イーロン・マスク氏率いる米宇宙開発ベンチャーのSpaceXが通信衛星ネットワーク「Starlink」による高速インターネットサービスの予約受け付けを開始した。

SpaceXは、低軌道衛星ネットワークによって、高速で遅延の少ないインターネット接続サービスを手頃な料金で提供し、高速インターネットサービスが届いていない場所、インターネット基盤が整っていない国・地域にも接続サービスを広げようとしている。昨年10月に、10,000人以上を対象にした「Better Than Nothing」という招待制の初期ベータサービスの提供を開始。その時点でサービス品質は、50〜150Mbpsの通信速度、20〜40msのレイテンシだった。

  • Falcon 9がStarlink衛星を軌道に投入

    Falcon 9がStarlink衛星を軌道に投入する様子 (C) SpaceX

今回の予約は招待制ではなく、誰でもすぐに申し込める。ただし、サービスを展開する国・地域で、地域ごとに提供数の制限を設けており、先着順に申し込みを受け付けていく。

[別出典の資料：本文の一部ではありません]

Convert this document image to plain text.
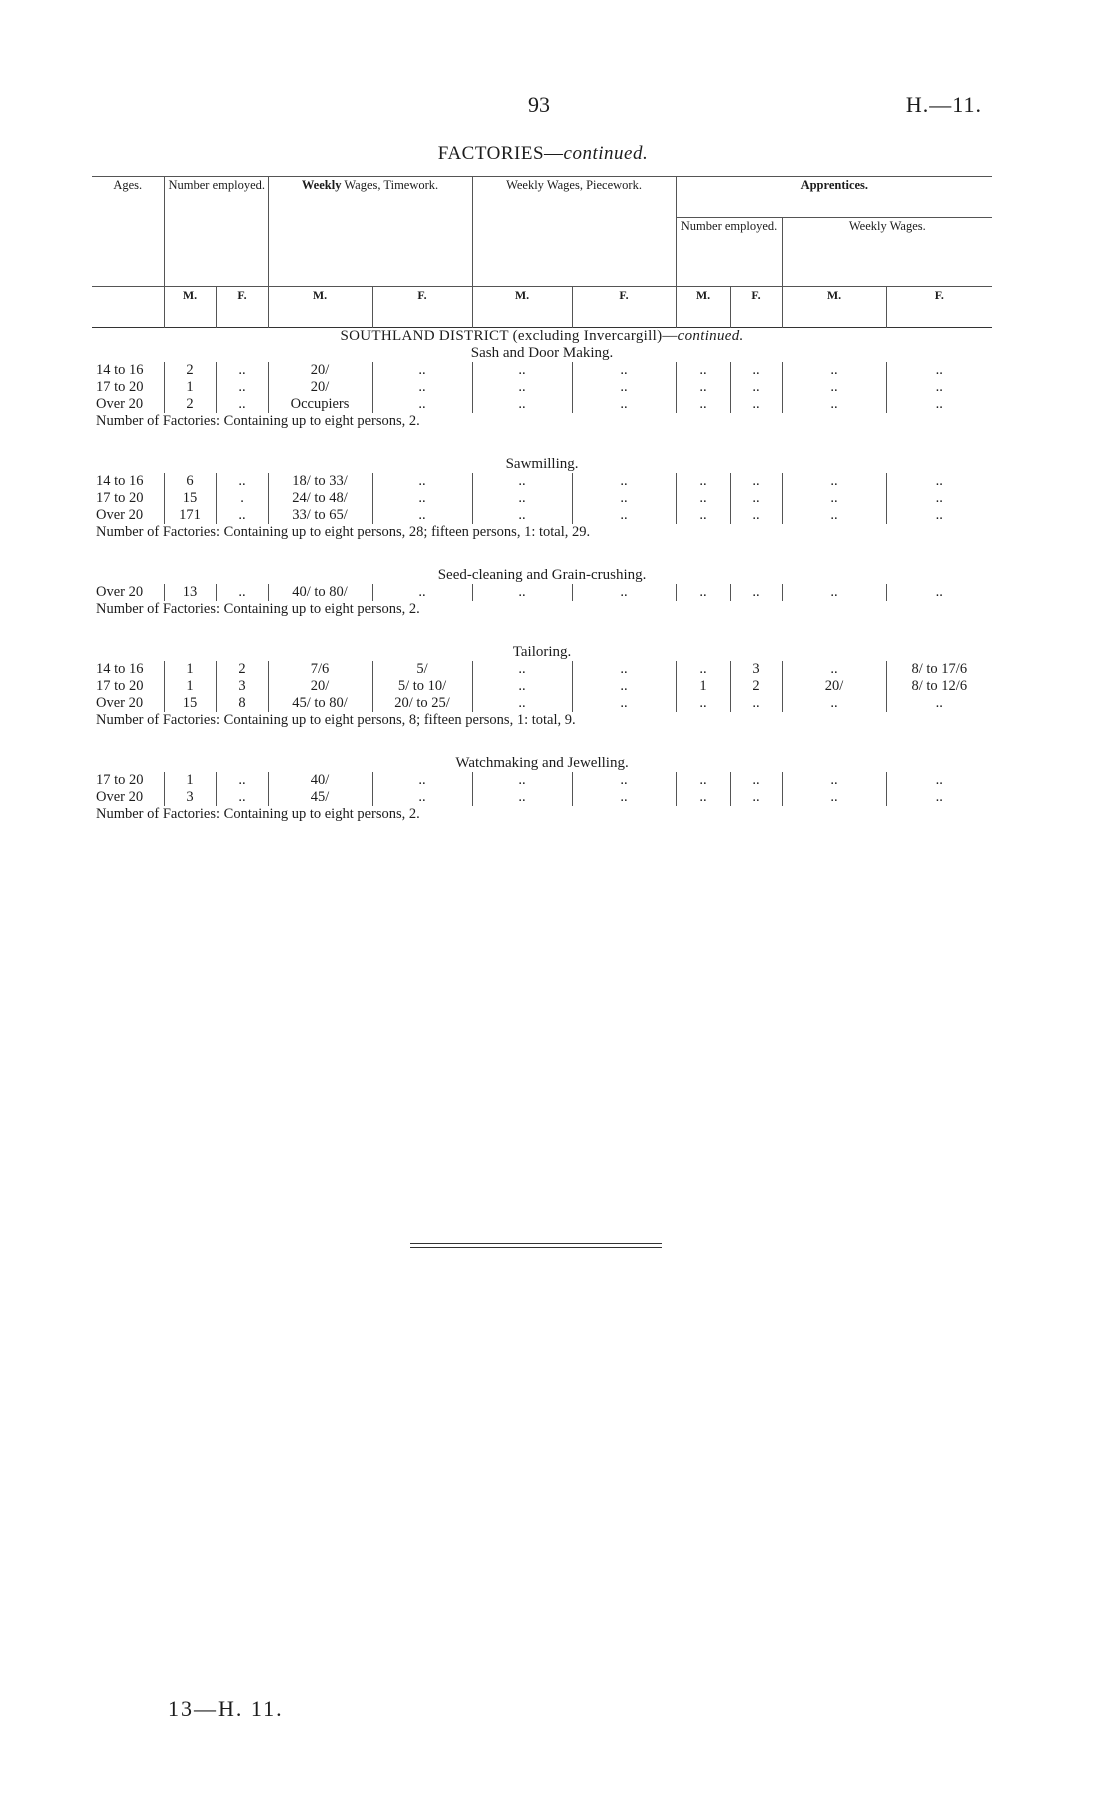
93	H.—11.
FACTORIES—continued.
Ages.	Number employed.		Weekly Wages, Timework.		Weekly Wages, Piecework.		Apprentices.			
							Number employed.		Weekly Wages.	
	M.	F.	M.	F.	M.	F.	M.	F.	M.	F.
SOUTHLAND DISTRICT (excluding Invercargill)—continued.										
Sash and Door Making.										
14 to 16	2	..	20/	..	..	..	..	..	..	..
17 to 20	1	..	20/	..	..	..	..	..	..	..
Over 20	2	..	Occupiers	..	..	..	..	..	..	..
Number of Factories: Containing up to eight persons, 2.										
Sawmilling.										
14 to 16	6	..	18/ to 33/	..	..	..	..	..	..	..
17 to 20	15	.	24/ to 48/	..	..	..	..	..	..	..
Over 20	171	..	33/ to 65/	..	..	..	..	..	..	..
Number of Factories: Containing up to eight persons, 28; fifteen persons, 1: total, 29.										
Seed-cleaning and Grain-crushing.										
Over 20	13	..	40/ to 80/	..	..	..	..	..	..	..
Number of Factories: Containing up to eight persons, 2.										
Tailoring.										
14 to 16	1	2	7/6	5/	..	..	..	3	..	8/ to 17/6
17 to 20	1	3	20/	5/ to 10/	..	..	1	2	20/	8/ to 12/6
Over 20	15	8	45/ to 80/	20/ to 25/	..	..	..	..	..	..
Number of Factories: Containing up to eight persons, 8; fifteen persons, 1: total, 9.										
Watchmaking and Jewelling.										
17 to 20	1	..	40/	..	..	..	..	..	..	..
Over 20	3	..	45/	..	..	..	..	..	..	..
Number of Factories: Containing up to eight persons, 2.										
13—H. 11.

申し込みは、StarlinkのWebサイトでEメールアドレスと住所を入力して、その地域のサービス提供目標時期を確認。提供地域では「mid to late 2021」というように表示され、申し込む場合は99ドルの前金を支払って予約を確定させる。サービス提供予定が目標時期となっているのは、当局からの承認などSpaceXがコントロールできない様々な要因が残されているためで、サービス提供が目標より遅れたり、実現しない可能性もある。Starlinkの費用は、衛星アンテナ、Wi-Fiルーター、電源ケーブル、三脚などのハードウェアキットが499ドル。サービス料金は月額99ドルとなっている。

  • 「Starlink」のハードウェアキット

    「Starlink」のハードウェアキット (C) SpaceX

OneWeb、LeoSatなど、過去にいくつもの衛星インターネットが破綻しているが、今日のインターネット接続では満たされないニーズに応えるサービスを構築できれば、年間300億ドルの売上高も不可能ではないとSpaceXは見ている。Starlinkが持続していけるかはまだ不透明だが、マスク氏は過去にStarlinkをスピンオフさせる考えを示しており、今回も予約受け付け開始前にTwitterで質問に答える形で「キャッシュフローを合理的に予測できるようになれば、StarlinkはIPOするだろう」と述べた。